Palma.—The former Socialist-led coalition government has left the new centre-right Partido Popular administration with a debt of 4'483 million euros and 1'104 million euros in unpaid bills.

Last night, going public with the true extent of the region's economic situation, President Jose Ramon Bauzá described it as “the most serious in the democratic history of the islands.” However, on Wednesday he was in Madrid for talks with the Finance Minister about central government's plan to reduce the regional deficit with a new set of spending rules.

In order to quash public concern, Bauzá vowed that the “public will not be made to pay for the gross mismanagement of the previous government. The weight will have to be shouldered by the government,” he added.

Swathe of cuts
A swathe of public spending cuts is going to have to be introduced, possibly starting with the health service, but Bauzá stressed that resolving the Balearics' debt will not involve tax hikes, wage cuts for civil servants or co-payment for public health care. In Madrid, it was agreed with the Finance Minister, Elena Salgado, that all 17 of the country's regions, which share a total debt of 121 billion euros, will adhere to the new set of spending rules drawn up by central government.
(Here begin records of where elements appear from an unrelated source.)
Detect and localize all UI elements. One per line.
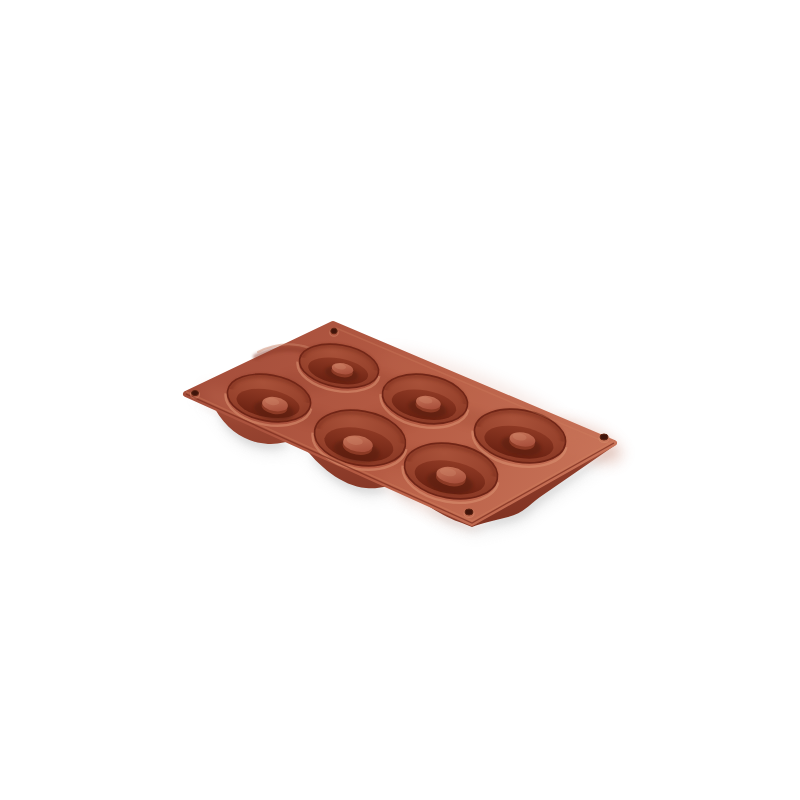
corner-hole-left (192, 390, 199, 395)
corner-hole-right (600, 434, 608, 440)
page: { "scene": { "description": "Product pho… (0, 0, 800, 800)
corner-hole-top (331, 328, 337, 334)
mold-scene (0, 0, 800, 800)
corner-hole-bottom (465, 509, 473, 515)
product-photo-stage (0, 0, 800, 800)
Bauzá said that the new rules should save the Balearics 380 million euros in the short term and also help the region reduce its public deficit by 1.3 percent of the GDP this year.

Salgado's spending rules are part of her effort to win over investors and stem a surge in borrowing costs and yesterday Bauzá sat down with leading local bankers to explain what the spending rules entail and how they are going to have an important role to play.

Since the recession hit, banks across the country have ignored orders to release cash to help the business sector, however, Bauzá made it clear at yesterday's meeting that unless the banks begin making lines of credit available to the government, his administration will not be able to comply with the spending rules and the “road map” to a healthy financial situation.

Six months
The mechanics of the spending rules, an idea Prime Minister Jose Luis Rodriguez Zapatero first floated in March and proposed again in June, will be decided by a working group in September. The Balearics and the rest of the regions now have a period of six months to present legislation to their respective parliaments.

Spain's regions are crucial to its efforts to rein in the euro area's third-largest budget shortfall, as they control health and education spending and employ half of the nation's public workers.

They have an outstanding debt of 121 billion euros, or 11 percent of overall gross domestic product.
That is the most on record, according to the Bank of Spain.
The Balearics is now committed to meet the deficit targets of 1.3 percent in 2012, 1.1 percent in 2013 and 1 percent in 2014.